Cement Roadstone To Wall Street

Industry operators’ much warranted basking in the Wall Street limelight continued in the second quarter, which began with the former Cement Roadstone

DON MARSH, EDITOR

Industry operators’ much warranted basking in the Wall Street limelight continued in the second quarter, which began with the former Cement Roadstone Holdings making a strategic stock exchange switch, and solidifying concrete, aggregates and cement as a big board sector.

After 16 years of Nasdaq Stock Market or over-the-counter trading, Dublin-based CRH Plc has joined global heavy building materials peers Cemex S.A., Hanson Plc, Lafarge Group and Rinker Group by listing its shares on the New York Stock Exchange.

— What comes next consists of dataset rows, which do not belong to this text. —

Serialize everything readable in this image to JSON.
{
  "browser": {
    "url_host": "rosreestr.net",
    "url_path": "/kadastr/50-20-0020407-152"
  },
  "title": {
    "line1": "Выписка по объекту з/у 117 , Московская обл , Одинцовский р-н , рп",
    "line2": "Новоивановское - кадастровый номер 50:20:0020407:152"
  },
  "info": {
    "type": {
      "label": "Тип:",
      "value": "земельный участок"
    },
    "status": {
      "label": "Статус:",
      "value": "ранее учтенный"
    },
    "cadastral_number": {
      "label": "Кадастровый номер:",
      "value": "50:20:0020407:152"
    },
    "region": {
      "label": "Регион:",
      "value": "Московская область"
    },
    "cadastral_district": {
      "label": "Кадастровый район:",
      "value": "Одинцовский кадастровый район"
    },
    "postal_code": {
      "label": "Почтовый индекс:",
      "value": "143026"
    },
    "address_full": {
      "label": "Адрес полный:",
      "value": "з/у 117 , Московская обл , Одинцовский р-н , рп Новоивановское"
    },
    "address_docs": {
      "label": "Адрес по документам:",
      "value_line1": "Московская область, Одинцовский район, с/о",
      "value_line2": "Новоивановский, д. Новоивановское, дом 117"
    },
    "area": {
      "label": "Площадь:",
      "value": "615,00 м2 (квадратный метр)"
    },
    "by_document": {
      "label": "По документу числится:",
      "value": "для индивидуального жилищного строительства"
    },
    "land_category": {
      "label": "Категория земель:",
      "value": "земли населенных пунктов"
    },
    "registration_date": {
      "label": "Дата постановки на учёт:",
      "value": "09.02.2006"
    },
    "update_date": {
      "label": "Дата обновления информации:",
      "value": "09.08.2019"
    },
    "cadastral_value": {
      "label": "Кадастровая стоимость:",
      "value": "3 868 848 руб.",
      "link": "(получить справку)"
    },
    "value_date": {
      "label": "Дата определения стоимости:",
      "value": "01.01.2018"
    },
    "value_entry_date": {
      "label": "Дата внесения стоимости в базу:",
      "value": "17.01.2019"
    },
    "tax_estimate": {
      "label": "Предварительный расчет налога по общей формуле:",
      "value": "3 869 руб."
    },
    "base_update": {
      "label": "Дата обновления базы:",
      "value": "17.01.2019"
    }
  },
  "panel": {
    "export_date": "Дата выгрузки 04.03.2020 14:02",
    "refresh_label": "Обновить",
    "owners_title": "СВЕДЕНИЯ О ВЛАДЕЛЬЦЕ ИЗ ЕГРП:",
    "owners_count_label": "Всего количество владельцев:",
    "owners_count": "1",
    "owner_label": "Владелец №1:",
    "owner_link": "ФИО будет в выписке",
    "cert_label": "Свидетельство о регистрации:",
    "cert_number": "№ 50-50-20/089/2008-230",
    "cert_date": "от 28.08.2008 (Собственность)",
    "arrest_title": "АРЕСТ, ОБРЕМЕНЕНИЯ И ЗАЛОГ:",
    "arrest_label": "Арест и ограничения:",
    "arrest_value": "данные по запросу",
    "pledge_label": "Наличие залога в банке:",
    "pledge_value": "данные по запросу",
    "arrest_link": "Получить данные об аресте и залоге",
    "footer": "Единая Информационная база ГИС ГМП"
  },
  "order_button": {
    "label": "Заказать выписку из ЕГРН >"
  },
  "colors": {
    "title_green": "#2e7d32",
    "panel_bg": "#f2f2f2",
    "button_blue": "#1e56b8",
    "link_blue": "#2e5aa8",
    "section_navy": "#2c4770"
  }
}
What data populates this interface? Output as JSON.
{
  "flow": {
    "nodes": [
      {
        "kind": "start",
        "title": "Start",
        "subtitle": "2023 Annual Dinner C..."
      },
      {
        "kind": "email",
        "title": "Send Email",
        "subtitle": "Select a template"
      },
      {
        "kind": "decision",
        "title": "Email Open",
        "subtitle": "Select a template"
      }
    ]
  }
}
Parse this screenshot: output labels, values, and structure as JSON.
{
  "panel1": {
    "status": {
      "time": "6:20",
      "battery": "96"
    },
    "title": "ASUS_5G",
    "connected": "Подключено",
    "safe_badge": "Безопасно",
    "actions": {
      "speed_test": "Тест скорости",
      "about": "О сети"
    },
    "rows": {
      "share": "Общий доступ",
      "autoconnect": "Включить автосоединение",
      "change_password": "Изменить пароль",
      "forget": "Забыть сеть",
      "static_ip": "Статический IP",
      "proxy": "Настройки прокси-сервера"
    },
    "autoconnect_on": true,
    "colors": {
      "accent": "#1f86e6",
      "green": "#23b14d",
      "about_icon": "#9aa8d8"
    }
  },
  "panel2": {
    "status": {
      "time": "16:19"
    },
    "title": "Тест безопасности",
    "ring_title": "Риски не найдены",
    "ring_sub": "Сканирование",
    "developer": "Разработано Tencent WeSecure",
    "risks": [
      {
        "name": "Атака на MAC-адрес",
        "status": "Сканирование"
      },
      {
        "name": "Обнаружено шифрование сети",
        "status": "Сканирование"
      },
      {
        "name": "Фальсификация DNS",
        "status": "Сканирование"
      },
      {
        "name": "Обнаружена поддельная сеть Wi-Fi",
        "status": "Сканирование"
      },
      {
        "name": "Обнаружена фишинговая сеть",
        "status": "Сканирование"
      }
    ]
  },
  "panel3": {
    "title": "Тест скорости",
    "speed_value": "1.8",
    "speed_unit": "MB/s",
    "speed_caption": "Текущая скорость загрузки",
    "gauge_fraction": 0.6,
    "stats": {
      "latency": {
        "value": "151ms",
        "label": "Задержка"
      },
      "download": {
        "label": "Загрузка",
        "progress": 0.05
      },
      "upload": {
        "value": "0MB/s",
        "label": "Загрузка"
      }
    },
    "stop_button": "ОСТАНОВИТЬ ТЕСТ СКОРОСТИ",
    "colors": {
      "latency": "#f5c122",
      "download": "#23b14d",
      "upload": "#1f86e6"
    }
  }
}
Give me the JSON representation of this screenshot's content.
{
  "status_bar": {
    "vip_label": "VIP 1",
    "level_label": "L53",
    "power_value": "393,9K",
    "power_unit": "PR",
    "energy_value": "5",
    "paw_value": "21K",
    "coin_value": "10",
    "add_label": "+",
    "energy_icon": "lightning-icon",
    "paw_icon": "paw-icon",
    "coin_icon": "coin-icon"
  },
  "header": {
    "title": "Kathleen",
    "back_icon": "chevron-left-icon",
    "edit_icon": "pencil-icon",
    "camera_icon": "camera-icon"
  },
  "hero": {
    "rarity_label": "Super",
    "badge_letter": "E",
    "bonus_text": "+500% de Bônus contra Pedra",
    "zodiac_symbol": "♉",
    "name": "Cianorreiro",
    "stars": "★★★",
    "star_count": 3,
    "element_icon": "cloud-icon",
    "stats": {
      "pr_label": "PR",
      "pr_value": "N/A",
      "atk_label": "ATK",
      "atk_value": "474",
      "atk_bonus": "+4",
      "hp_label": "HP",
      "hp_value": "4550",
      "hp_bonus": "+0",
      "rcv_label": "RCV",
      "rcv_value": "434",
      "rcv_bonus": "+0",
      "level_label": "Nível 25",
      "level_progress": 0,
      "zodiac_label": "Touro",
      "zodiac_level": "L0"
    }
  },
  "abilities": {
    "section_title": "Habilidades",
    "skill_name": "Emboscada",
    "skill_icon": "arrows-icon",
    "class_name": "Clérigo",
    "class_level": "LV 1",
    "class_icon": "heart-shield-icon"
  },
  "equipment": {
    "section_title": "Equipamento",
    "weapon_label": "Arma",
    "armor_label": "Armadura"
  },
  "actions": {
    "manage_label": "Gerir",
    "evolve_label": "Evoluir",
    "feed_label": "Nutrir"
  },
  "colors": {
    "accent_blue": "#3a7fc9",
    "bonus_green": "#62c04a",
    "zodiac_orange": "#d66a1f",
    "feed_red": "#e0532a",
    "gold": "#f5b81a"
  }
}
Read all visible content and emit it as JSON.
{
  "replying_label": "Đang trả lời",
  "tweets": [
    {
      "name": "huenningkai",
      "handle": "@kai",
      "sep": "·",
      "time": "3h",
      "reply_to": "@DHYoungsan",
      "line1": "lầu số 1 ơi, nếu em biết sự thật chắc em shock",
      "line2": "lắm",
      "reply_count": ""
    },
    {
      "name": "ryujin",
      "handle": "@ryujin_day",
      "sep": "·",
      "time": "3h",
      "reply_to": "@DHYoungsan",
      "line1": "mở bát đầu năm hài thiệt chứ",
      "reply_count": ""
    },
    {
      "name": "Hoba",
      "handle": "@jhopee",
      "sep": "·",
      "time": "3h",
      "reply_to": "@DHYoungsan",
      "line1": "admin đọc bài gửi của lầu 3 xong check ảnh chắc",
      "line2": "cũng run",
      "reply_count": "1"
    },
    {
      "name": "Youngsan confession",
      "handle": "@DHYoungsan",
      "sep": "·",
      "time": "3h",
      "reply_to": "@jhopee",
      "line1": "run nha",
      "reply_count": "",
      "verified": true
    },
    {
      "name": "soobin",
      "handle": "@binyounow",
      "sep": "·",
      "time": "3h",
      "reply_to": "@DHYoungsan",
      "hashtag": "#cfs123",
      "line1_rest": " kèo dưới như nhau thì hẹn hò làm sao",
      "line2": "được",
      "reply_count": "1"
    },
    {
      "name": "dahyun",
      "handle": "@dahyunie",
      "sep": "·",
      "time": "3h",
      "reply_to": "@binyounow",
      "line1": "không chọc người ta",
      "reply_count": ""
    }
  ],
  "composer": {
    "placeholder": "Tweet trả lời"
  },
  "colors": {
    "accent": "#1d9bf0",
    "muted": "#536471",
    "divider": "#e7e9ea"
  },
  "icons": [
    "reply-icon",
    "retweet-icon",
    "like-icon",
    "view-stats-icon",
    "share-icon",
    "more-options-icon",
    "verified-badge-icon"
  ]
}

The move enables the parent company of the U.S. Oldcastle Materials and Products & Distribution groups to reach a broader array of investors, especially on this side of the pond. North American institutional investors now represent 28 percent of CRH’s shareholder base, and the company derives upwards of 50 percent of its $18 billion in annual sales from U.S. and Canadian operations.

Of multinational concrete, cement and aggregate operators, Hanson was the first to establish NYSE trading (1986), followed by Cemex (1999), Lafarge (2001), and Rinker (2003). CRH is listing American depository shares (ADS) on a 1:1 ratio to shares traded on the Irish and London exchanges. Cemex, Hanson, Lafarge and Rinker ADS typically trade at lower ratios (1:4, 1:5 or 1:10) against shares on their home country or primary stock exchanges.

Bound by uniform NYSE accounting and guidance rules, CRH is set for more direct comparison against its four overseas peers; the domestic top guns in aggregates production, Vulcan Materials and Martin Marietta Materials; and the industry’s two other key, NYSE-traded players Florida Rock Industries and MDU Resources. CRH’s shift also leaves Aggregate Industries as the only top 10 U.S. Geological Survey-ranked aggregate producer not traded on the NYSE.

TOP AGGREGATE PRODUCERS NYSE TRADING SYMBOL
(2004 U.S. Geological Survey) (Company or parent company)
Vulcan Material VMC
Martin Marietta Materials MLM
Hanson Aggregates HAN
Oldcastle Materials CRH
Rinker Materials RIN
Lafarge North America LAF
Cemex CX
Florida Rock FRK
Aggregate Industries Û
Knife River Corp. MDU

CRH Chief Executive Liam O’Mahony rang the NYSE’s Opening Bell April 4 (photo, page 6), striking the latest exclamation point for a strategy he discussed with Concrete Products in February 1997. Then chief executive of Oldcastle Inc., he had seen CRH cross the $4 billion threshold and project an annual growth rate of 17-20 percent. From 1997 to 2005, the company stayed that course, reaching the $18 billion mark last year. During that stretch, the U.S. and Canadian Oldcastle businesses expanded more than fourfold, toward $9 billion in 2005 sales.

Although the figure includes more than $2 billion in products such as glass, roofing, siding and insulation, the U.S. concrete and aggregate market positions Oldcastle has gained or strengthened since 1997 speak for themselves. Between its Materials and Products groups, Oldcastle is a top-five producer in aggregates, concrete masonry, precast and pipe, and packaged concrete, and top 10 player in ready mixed, concrete roof tile, and clay brick. Not bad for a company that since its 1978 U.S. entry (Amcor Precast, Salt Lake City) has shrewdly invested in businesses some question as tickets to the NYSE.